Yes, this is a sort of second string On The Town (without navy whites)
and no, Tony Curtis wasn't primarily and song and dance man. But early
in his career at Universal, he was up for all kinds of roles from
boxing noir (Flesh and Fury) to yeoman grade costume adventures (Black
Shield of Falworth). Tony brought a fresh, free-spirited likability to
just about every genre, and this light-hearted musical about three
sailors on leave in Paris is no exception; he sings well, he dances
with abandon, and he ingratiates the charm with a beginner's ease.
Co-star Gene Nelson was an expert dancer with years of experience, and gets several opportunities to charm the audience (and the girl) and Paul Gilbert saves the day during a final revue staged for a War Orphan benefit. Gloria De Haven, largely forgotten today, evokes a natural performance as a singer/dancer transplanted to postwar Paris, and Corinne Calvet and Mara Corday fill in the girlfriend gaps with looks and ease. All this in Glorious Technicolor and a well-paced 90 minutes makes a perfect popcorn movie for a Saturday afternoon.

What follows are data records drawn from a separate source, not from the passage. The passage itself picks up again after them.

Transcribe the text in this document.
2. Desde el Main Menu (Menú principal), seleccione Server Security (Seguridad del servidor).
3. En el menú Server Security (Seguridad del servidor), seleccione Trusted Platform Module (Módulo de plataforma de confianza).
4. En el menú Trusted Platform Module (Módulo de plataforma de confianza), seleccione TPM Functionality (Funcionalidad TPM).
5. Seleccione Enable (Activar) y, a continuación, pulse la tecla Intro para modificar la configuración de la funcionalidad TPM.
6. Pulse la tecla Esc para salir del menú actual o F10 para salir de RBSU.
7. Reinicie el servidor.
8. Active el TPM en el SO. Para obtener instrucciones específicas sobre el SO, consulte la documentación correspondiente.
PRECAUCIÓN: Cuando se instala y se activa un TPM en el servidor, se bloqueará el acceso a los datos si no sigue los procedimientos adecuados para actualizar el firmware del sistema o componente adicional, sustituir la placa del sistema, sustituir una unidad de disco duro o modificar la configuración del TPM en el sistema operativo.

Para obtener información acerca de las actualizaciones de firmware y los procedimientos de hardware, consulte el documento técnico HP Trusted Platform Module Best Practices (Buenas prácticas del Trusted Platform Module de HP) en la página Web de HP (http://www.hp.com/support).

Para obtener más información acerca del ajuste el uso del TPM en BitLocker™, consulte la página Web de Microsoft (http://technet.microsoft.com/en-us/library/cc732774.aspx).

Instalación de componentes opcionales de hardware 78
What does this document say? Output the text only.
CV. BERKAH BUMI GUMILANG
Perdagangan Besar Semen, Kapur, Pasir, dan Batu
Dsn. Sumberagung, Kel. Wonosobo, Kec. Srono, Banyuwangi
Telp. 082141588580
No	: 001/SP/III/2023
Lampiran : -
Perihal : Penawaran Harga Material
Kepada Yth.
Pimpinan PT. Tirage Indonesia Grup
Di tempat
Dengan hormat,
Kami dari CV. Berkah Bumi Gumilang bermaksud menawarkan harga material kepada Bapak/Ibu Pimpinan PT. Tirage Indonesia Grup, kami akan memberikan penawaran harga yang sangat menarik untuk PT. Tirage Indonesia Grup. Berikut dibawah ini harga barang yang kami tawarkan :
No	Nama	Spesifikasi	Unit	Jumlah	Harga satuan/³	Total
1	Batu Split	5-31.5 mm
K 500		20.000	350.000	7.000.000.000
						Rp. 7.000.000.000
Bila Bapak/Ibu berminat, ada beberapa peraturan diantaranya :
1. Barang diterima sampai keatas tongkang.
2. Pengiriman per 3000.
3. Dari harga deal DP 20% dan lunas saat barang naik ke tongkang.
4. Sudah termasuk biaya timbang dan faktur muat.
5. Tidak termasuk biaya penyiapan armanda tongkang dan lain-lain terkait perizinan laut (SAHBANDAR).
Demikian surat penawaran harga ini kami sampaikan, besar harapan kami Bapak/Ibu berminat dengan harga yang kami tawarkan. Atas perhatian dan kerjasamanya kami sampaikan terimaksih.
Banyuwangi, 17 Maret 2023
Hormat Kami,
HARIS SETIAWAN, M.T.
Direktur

As a side note: we often think as MGM and Fox as the primary purveyors of musicals, perhaps because the product has made itself readily available on DVD and TCM for so long, and certainly because MGM practically owned the genre at it's best. The disappointment is that this film, like so many from Universal, is not available to the general public, and never shows up on television (not unlike the boxing noir Flesh and Fury, with Tony and Jan Sterling). As so many companies like Turner and now Columbia are opening their archives for DVDS pressings, let's hope we soon get an opportunity to see these light-hearted treasures!